手紙の中でも、就職希望者に対して、企業が送る不採用通知は「お祈りメール」と呼ばれている。「・・誠に残念ながら、今回は採用を見送らせて頂くことになりました。あしからずご了承くださいますようお願いいたします。〇〇様の今後のご活躍を心よりお祈り申し上げます」といった丁寧な文面で、やはり末尾に相手の幸いを祈る一文がついている。
だが、生活がかかっている就職希望者を冷酷に断っておきながら、その人のために心から祈るというのが、いかにも矛盾して感じられ、祈るという言葉が白々しく目立ってしまう。それで皮肉を込めて「お祈りメール」という呼び名になったのだろう。
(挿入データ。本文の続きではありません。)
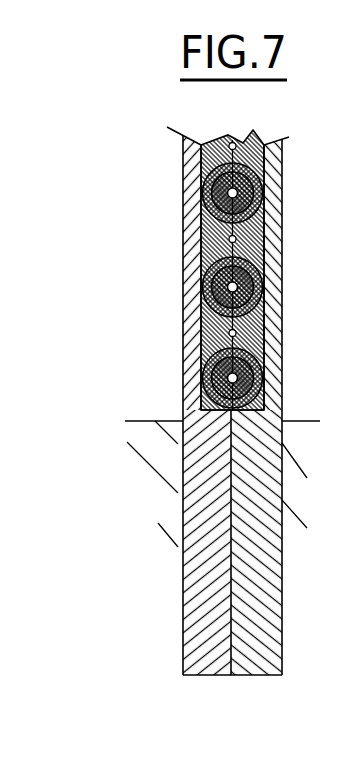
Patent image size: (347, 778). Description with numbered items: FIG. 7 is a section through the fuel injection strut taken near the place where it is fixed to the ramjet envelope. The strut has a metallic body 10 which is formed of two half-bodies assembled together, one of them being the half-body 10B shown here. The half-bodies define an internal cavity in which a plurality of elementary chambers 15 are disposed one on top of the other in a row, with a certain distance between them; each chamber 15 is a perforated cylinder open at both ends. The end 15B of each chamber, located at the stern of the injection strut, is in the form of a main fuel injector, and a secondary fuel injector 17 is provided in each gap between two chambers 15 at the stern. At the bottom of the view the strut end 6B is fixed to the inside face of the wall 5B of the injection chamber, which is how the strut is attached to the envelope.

The metallic body 10 is at (284, 175).
The half-body 10B is at (183, 182).
The elementary chamber 15 is at (203, 203).
The other end of chamber 15B is at (228, 378).
The secondary fuel injector 17 is at (229, 333).
The wall of injection chamber 5B is at (315, 437).
The end of injection strut 6B is at (190, 597).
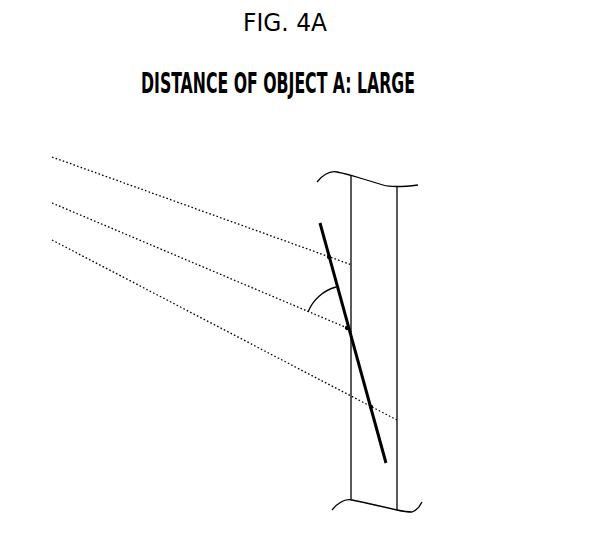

祈っていますという言葉が、意向に沿えない時の言い訳に使われる一例だろうか。
本来、祈りの力とは大きなもので、人間の限られた能力を超えていく。祈ることで光が射し、道が見えてくることがあり、救われることもある。だが自身を忘れ、他者のために心を尽くして祈る時、その祈りは最も遠いところに届き、道に明かりを灯すのだと思う。だから私たちは祈り合うのだ。